According to Dr. Brene Brown, "Shame needs three things to grow out of control in our lives:  secrecy, silence, and judgment." (The Gifts of Imperfection, p. 40).  She goes on to state that "Shame happens between people, and it heals between people." (p. 40).  When we isolate and keep our shame a secret, it thrives but it loses its power when we speak of it.  Billy, the agoraphobic, hides in his apartment though he once danced on Broadway.  Rayleen, the abused manicurist, won't allow anyone to get close emotionally because of the shame she carries over her childhood sexual abuse.  And Mr. Lafferty, the angry man struggling with pedophilia, keeps everyone at bay by his explosive anger.  While they live in close proximity, they are separated by a universe called SHAME.

But not all communities are able to be healing communities.  In fact, many communities become toxic by their demand that everyone look perfect, act perfect or maintain a lifestyle that is congruent with the community's standards.  These communities are extremely judgmental so in order to survive, each member must remain in hiding and isolation.  They may look good on the outside but are rotten to the core on the inside.  Healing communities often are found in the most unlikely places--like a seedy apartment complex on the wrong side of town or in the rooms of a 12-Step program.

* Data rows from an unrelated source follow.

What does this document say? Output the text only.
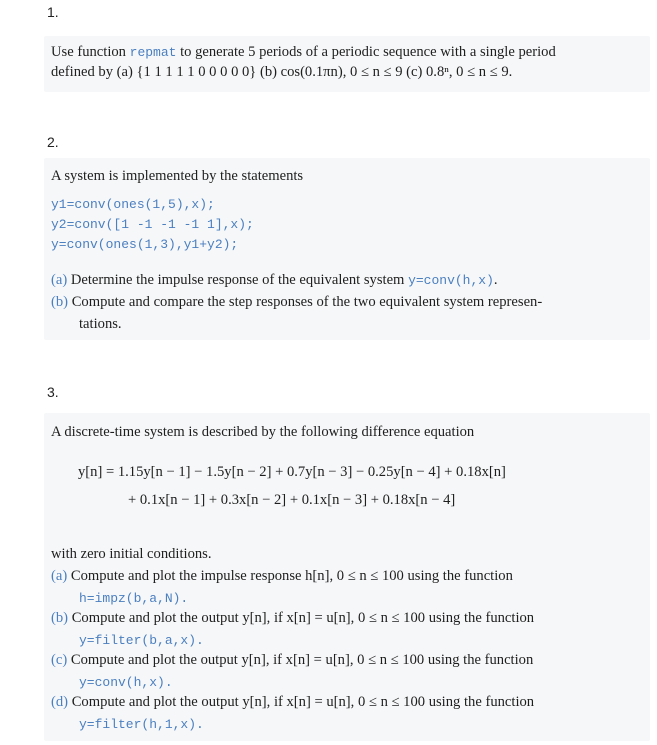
1.
Use function repmat to generate 5 periods of a periodic sequence with a single period
defined by (a) {1 1 1 1 1 0 0 0 0 0} (b) cos(0.1πn), 0 ≤ n ≤ 9 (c) 0.8ⁿ, 0 ≤ n ≤ 9.
2.
A system is implemented by the statements
y1=conv(ones(1,5),x);
y2=conv([1 -1 -1 -1 1],x);
y=conv(ones(1,3),y1+y2);
(a) Determine the impulse response of the equivalent system y=conv(h,x).
(b) Compute and compare the step responses of the two equivalent system represen-
tations.
3.
A discrete-time system is described by the following difference equation
y[n] = 1.15y[n − 1] − 1.5y[n − 2] + 0.7y[n − 3] − 0.25y[n − 4] + 0.18x[n]
+ 0.1x[n − 1] + 0.3x[n − 2] + 0.1x[n − 3] + 0.18x[n − 4]
with zero initial conditions.
(a) Compute and plot the impulse response h[n], 0 ≤ n ≤ 100 using the function
h=impz(b,a,N).
(b) Compute and plot the output y[n], if x[n] = u[n], 0 ≤ n ≤ 100 using the function
y=filter(b,a,x).
(c) Compute and plot the output y[n], if x[n] = u[n], 0 ≤ n ≤ 100 using the function
y=conv(h,x).
(d) Compute and plot the output y[n], if x[n] = u[n], 0 ≤ n ≤ 100 using the function
y=filter(h,1,x).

But grace--kindness, courtesy, thoughtfulness, approval, favor, mercy, esteem, respect--is a prerequisite for any community to become a healing community.  It is the life force that transforms a group of wounded neighbors into change agents in the life of a little girl and unleashes healing in their own lives.  It is grace that enables genuine connection between individuals and it is that connection that provides healing for shame.  And once we have experienced grace and healthy connections, our heart cry, much like Grace's, will be "Don't ever let me go!"  I need you in order to heal and survive and you need me.  We need each other, we need a community.  Get the book!  Read the book!  Be grace-filled individuals reaching out to another so that together we can heal from the shame that is destroying us.